Now, he and his business partners, which include billionaire Monaco resident Flavio Briatore, have reopened the restaurant in a new location along the famous Turtle Lagoon, and Giraudi is far more confident of its success.
“It took me 15 years to understand the recipe for screwing up less. You open some, you close some, you open some, you close less, then eventually you are opening many more than you are closing, so you can finally tell yourself, ‘Ok, I am getting the gist of this’,” he laughs. “Everybody notices all the successes you have, but they forget the failures, and I have had quite a few.

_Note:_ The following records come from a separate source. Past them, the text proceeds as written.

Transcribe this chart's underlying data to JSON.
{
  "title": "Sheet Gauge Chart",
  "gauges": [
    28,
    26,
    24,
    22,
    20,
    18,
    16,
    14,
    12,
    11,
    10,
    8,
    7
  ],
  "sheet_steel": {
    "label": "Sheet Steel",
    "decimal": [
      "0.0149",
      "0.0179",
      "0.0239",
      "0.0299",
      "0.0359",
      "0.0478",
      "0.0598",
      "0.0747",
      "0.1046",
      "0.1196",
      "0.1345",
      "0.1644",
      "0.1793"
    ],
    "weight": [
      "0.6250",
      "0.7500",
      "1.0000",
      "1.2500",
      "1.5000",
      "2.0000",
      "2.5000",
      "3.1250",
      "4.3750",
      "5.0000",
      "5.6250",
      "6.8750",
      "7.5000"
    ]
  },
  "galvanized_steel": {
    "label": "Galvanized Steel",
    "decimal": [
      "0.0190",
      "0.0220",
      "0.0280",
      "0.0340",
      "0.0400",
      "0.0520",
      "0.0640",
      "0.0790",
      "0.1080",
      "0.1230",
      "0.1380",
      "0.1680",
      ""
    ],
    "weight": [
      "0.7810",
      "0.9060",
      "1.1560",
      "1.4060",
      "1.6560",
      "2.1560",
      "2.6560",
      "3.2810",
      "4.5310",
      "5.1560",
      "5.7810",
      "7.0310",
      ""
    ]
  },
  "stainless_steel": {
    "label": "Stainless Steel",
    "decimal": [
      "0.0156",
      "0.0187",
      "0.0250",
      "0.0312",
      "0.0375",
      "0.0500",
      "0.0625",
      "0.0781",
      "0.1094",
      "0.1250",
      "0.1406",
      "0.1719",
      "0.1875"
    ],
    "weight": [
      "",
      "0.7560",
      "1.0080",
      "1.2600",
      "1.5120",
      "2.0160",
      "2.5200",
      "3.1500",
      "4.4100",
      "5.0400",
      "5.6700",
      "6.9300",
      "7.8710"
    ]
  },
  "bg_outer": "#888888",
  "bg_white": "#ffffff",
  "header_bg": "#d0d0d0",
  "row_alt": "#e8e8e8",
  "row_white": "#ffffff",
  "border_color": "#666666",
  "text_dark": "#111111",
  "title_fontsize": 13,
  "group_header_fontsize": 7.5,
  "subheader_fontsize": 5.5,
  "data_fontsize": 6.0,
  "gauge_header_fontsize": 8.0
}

There is no one single recipe for success in a restaurant, it is a combination of everything that ends up creating this sort of energy inside that restaurant. That’s why, when I walk into a new restaurant, I can usually tell the first day, the first week, if there are red flags, green lights or orange warning signals.”
By six months, Riccardo Giraudi generally knows whether his new venture will make it. That’s enough time for people to test the restaurant and satisfy their curiosity. The question is always: will they return?
Giraudi says the other key elements to making it in the restaurant industry is having a clear concept and selecting the right people for your staff. It’s also important to know where your strengths lie and to have the courage to say ‘no’ sometimes.
“I get proposals every day, but I make restaurants that are there for the long term and that I would want to go to every day,” says the father of two.
So, what does the year 2022 look like for restaurant guru Riccardo Giraudi?
“Firstly, I hope this will be the year that we can finally say goodbye to the pandemic. I hope this year will be the bright light at the end of the tunnel. I will be keeping my ambition high, and my head down to earth.”